Me gustaban sus cuadernos, que tenían una cantidad de colores y hologramas que podían hacer que tus ojos estallaran, incluso, en las mañanas, nos recibía a mí y a Vanessa con vasitos de gelatina donde aparecían pulpos, árboles y fruticas muertas de la risa, y con una cantidad de rayas y curvas, que luego comprendería que eran las letras de su idioma. Vanessa ya no me recibía con mocos, sino que los intercambiaba con el chino por esos vasitos de gelatina, que tenían su propia técnica para engullirlos.
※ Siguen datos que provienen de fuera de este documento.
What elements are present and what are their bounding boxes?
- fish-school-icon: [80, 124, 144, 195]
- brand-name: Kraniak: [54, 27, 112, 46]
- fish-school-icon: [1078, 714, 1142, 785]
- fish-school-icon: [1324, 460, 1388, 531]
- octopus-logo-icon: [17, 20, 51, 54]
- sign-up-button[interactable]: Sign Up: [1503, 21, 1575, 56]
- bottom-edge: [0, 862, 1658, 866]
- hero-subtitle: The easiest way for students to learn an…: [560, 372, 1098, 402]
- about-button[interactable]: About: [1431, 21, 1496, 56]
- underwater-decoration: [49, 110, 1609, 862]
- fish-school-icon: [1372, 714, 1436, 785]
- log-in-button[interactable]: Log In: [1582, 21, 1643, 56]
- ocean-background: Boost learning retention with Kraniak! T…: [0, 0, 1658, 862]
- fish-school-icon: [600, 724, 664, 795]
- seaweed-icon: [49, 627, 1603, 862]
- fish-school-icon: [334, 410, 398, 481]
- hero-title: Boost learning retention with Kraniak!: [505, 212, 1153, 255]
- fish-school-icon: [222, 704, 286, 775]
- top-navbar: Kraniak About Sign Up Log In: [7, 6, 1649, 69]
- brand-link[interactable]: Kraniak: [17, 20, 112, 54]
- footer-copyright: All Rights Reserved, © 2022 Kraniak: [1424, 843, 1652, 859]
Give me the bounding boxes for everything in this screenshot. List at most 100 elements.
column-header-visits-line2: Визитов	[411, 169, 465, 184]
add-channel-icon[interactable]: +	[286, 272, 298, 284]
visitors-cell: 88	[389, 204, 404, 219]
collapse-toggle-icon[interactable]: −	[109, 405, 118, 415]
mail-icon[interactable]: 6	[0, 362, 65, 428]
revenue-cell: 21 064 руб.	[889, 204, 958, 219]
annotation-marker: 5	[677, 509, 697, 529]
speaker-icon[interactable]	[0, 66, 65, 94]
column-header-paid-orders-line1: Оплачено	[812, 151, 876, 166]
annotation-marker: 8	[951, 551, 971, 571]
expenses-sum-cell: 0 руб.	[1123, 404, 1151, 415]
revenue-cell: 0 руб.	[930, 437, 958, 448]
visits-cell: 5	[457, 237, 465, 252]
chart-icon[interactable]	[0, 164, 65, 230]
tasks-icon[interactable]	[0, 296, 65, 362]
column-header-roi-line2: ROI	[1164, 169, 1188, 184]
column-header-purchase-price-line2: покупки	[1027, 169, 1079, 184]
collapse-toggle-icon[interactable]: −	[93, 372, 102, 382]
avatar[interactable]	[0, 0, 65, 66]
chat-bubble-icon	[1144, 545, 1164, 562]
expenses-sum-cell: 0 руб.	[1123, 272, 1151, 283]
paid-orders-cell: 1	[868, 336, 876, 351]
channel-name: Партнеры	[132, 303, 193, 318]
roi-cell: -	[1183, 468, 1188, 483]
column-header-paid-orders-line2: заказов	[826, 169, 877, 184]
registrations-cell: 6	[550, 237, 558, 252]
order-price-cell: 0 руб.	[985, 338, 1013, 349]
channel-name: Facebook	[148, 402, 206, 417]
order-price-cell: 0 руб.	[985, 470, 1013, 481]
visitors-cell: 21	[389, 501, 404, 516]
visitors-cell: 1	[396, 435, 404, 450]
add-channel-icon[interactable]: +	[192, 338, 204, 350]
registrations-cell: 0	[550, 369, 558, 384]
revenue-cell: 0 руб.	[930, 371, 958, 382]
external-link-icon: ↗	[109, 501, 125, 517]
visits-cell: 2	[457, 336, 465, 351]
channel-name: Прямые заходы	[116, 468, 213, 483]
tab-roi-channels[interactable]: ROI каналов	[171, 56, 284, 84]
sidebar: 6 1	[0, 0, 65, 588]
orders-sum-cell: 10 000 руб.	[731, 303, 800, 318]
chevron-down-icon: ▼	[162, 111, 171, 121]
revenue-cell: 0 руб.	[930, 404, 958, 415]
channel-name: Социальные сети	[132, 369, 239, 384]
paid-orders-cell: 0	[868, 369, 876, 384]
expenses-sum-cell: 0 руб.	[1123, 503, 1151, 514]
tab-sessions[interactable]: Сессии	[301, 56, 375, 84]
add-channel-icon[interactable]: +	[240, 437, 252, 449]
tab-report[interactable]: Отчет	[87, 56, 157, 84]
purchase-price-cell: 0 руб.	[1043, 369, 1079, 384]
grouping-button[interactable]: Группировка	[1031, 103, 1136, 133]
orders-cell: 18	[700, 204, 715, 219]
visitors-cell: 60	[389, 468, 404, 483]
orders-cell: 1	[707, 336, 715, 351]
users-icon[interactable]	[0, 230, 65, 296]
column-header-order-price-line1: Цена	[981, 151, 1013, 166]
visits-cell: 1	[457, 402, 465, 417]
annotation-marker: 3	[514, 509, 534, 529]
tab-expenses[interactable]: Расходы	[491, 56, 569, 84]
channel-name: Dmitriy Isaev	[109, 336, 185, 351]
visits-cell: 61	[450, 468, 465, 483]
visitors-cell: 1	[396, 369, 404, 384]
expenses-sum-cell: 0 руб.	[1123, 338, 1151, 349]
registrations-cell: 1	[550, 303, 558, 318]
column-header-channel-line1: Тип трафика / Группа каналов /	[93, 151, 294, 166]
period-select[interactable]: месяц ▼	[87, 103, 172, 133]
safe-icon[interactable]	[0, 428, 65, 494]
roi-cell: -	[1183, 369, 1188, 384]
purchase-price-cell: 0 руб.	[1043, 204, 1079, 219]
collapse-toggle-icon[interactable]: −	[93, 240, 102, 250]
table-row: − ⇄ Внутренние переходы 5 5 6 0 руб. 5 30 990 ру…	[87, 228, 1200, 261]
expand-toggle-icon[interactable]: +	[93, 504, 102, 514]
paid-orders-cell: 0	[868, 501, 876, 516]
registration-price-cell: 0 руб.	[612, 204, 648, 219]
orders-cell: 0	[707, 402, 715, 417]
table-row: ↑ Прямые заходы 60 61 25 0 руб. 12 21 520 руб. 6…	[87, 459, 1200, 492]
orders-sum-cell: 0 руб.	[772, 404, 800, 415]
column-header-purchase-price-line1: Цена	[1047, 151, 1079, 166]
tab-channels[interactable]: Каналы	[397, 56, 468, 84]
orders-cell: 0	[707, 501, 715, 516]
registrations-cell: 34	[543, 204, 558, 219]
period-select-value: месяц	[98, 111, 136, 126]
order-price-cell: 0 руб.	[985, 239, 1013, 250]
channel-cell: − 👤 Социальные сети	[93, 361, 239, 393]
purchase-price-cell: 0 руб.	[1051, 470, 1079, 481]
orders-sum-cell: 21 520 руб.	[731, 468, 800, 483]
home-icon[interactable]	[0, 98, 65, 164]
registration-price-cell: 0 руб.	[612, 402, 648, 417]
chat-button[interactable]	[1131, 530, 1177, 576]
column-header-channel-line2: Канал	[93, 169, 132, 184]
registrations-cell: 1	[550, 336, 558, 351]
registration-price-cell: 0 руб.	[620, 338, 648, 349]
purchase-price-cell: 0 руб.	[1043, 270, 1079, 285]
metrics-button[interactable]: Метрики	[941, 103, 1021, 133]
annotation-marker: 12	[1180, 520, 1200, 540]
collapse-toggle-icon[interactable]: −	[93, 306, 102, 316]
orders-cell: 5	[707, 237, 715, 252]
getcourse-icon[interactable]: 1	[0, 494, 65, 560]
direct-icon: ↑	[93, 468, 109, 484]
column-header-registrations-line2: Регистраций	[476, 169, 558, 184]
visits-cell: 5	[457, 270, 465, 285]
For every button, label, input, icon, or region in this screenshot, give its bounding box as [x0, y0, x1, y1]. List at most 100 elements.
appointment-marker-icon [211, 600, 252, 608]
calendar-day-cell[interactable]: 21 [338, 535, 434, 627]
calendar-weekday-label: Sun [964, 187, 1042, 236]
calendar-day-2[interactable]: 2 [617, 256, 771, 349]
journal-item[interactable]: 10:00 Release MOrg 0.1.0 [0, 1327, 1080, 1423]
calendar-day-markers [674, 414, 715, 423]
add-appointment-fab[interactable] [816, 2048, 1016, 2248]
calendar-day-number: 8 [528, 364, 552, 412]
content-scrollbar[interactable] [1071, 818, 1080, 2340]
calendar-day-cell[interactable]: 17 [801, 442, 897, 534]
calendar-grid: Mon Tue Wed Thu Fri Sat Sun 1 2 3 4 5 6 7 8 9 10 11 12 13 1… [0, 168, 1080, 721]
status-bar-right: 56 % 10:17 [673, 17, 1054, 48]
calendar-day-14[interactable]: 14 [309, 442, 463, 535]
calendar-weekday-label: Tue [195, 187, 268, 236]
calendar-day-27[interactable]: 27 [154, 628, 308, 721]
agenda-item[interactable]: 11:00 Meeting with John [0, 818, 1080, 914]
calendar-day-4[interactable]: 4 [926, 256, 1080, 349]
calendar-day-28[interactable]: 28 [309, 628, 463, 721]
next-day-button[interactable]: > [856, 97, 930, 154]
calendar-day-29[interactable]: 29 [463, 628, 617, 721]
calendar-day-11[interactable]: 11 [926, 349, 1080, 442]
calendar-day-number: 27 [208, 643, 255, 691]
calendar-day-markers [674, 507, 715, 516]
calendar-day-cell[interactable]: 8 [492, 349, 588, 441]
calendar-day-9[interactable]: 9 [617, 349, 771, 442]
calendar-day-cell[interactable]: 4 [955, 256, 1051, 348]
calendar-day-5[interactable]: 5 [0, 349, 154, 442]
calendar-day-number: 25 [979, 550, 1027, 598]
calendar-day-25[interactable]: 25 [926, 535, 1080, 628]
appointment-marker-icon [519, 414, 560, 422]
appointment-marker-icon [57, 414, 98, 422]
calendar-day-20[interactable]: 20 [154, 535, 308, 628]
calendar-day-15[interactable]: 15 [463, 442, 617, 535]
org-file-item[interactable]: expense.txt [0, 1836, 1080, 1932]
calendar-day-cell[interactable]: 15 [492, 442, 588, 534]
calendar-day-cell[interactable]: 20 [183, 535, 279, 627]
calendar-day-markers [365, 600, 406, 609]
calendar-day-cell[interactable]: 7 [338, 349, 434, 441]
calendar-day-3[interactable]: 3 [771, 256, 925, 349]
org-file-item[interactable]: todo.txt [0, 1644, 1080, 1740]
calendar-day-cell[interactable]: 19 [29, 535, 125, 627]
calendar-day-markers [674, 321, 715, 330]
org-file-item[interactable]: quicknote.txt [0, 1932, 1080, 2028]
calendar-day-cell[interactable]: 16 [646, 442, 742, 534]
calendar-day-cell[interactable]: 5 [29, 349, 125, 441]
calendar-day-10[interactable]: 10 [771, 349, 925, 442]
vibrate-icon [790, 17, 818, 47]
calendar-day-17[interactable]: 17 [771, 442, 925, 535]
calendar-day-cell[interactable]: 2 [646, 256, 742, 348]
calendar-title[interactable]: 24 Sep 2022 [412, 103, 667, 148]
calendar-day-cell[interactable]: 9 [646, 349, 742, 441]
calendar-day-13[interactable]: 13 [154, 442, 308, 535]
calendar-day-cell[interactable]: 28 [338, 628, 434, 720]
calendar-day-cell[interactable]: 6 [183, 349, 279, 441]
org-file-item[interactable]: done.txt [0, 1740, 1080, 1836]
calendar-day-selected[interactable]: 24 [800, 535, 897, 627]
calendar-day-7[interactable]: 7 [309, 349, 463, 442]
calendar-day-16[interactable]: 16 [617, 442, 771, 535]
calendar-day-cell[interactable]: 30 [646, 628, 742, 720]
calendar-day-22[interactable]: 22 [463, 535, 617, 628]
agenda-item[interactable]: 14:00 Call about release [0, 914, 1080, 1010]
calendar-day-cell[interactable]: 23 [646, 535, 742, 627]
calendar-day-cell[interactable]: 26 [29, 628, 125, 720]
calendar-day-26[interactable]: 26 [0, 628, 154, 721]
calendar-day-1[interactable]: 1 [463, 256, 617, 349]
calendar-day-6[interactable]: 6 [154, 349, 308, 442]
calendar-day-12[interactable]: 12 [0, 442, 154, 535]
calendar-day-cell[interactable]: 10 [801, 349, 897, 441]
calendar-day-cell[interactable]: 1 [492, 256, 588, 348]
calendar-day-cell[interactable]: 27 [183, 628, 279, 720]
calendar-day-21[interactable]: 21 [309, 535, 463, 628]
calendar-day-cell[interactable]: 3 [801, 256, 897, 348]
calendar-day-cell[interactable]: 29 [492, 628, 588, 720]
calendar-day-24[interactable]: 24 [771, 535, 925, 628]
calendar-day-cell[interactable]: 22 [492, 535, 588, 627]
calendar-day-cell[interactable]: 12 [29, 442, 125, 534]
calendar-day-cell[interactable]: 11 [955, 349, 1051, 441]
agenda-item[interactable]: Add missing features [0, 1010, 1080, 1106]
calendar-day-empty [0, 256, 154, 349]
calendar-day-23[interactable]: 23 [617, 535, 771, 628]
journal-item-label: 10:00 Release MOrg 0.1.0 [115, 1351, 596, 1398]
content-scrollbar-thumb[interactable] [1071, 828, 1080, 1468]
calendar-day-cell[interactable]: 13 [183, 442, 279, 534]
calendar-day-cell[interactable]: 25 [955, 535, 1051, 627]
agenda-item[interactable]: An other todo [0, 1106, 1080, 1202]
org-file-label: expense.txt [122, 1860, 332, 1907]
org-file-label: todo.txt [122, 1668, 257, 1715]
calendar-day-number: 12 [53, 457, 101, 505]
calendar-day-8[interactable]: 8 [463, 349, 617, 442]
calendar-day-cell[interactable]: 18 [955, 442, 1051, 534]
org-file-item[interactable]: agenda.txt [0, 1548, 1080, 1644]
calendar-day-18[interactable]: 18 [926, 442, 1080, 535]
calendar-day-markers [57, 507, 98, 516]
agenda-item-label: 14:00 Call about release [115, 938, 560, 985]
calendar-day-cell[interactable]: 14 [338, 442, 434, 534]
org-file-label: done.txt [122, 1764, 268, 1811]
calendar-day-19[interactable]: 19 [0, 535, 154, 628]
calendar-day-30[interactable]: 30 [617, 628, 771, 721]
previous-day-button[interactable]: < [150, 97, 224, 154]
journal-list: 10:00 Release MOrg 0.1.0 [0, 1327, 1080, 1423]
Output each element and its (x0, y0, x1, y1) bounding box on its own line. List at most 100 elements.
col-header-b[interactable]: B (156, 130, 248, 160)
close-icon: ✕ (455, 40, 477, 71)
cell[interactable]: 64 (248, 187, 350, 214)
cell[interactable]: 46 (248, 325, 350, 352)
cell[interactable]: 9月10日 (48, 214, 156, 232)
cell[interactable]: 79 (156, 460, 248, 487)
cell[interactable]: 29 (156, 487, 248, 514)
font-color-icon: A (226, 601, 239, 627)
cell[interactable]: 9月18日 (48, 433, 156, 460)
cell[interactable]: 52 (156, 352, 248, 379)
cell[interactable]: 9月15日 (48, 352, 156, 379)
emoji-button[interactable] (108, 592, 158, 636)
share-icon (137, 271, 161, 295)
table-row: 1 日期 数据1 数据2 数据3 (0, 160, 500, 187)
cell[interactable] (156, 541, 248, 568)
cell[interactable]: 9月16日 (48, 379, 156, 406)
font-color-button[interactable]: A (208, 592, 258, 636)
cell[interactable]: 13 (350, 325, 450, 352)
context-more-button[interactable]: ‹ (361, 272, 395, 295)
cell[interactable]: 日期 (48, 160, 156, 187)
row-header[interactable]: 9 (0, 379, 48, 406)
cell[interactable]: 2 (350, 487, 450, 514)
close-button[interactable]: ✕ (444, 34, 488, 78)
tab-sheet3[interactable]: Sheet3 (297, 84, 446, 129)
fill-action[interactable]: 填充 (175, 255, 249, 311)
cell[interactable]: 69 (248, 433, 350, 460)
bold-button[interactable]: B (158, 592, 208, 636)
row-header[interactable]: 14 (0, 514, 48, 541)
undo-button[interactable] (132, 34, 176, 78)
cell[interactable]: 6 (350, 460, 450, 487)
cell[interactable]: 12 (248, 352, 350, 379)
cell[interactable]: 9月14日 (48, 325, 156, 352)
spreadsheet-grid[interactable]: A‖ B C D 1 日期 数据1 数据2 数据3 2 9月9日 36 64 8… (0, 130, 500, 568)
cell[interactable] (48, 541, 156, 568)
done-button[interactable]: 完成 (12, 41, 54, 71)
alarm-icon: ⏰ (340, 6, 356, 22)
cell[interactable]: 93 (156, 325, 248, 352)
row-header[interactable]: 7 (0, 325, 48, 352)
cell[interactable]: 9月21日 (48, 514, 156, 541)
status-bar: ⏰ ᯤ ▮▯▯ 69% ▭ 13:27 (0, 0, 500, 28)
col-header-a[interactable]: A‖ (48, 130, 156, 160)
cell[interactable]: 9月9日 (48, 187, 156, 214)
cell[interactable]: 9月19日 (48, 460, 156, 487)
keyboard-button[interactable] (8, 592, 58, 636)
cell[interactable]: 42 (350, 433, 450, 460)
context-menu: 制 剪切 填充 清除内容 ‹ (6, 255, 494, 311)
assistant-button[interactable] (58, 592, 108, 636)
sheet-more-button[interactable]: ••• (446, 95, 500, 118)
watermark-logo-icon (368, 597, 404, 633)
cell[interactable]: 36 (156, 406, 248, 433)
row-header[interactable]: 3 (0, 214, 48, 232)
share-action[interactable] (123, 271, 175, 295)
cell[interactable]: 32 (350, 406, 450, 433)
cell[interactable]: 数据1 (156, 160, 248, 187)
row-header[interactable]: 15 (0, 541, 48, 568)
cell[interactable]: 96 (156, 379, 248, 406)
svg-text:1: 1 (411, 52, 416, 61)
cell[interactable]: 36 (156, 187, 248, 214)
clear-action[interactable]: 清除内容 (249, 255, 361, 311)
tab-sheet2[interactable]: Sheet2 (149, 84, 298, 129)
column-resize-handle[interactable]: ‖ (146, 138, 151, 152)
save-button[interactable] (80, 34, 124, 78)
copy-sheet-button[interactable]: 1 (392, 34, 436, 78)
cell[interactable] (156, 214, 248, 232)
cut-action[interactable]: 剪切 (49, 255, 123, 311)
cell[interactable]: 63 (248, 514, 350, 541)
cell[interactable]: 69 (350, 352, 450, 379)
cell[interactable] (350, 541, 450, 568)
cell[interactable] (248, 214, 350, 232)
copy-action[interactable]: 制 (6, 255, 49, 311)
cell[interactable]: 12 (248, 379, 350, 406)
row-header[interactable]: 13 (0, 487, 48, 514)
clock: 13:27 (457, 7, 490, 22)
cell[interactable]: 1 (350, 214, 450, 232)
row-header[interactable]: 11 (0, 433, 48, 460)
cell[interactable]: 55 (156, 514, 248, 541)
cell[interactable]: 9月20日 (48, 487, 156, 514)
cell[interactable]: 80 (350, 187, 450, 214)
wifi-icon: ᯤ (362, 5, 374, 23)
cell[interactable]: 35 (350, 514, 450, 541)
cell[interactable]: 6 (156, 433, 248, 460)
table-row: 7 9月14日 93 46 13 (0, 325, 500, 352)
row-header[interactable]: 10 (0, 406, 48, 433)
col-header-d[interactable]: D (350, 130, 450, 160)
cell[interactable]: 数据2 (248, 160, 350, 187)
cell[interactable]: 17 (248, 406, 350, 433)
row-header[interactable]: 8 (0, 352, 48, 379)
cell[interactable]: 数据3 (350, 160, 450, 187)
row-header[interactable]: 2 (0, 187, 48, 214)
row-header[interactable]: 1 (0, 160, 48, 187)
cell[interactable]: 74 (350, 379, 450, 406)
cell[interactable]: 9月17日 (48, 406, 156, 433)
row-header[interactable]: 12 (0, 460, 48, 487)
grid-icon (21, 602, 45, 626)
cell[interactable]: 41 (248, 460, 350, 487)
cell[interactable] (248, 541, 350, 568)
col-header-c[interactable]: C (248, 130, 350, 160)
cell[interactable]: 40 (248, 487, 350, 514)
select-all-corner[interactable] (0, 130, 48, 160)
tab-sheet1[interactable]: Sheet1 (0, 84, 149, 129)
Por cosas de Vishnu, el preescolar acabó y pasamos a primaria, donde no lo vi más, hasta que, cuatro años después, yo jugaba en una escuela de fútbol, y sería defensa, mientras me ponía los guayos, apareció otro muchacho con el bolso lleno, como el chino, de las gelatinitas aquellas, que empezó a ponerse unos guayos como yo, solo que, más pequeños, mientras los míos decían "Guayigol" los de él decían otra cantidad de cosas que al parecer era "chino", me levanté, y el chino también, me abrazó y luego se apartó un poco, bajó la cabeza y dijo una cantidad de cosas en su lengua. Aunque igualmente no le entendí mucho y le hablé en castellano, como siempre, sabía que ese era mi amigo, el de las gelatinas, que traían fruticas adentro, y que se entendió conmigo a pesar de que nunca le oí castellano, salvo lo que balbuceaba que había aprendido con nosotros, entre otras cosas. La diferencia no sería mucha, cuatro años después, me regaló la bolsa de gelatinas de imágenes explosivas que traía consigo, no hablaba más que antes el castellano, y era malísimo jugando fútbol, mucho más que yo.

Veinte o quince años después vería al fin las gelatinas distribuídas acá de manera legal, y con nombres en inglés de los sabores, a diferencia del chino, quién desde el día que nos encontramos en la cancha, no he visto más.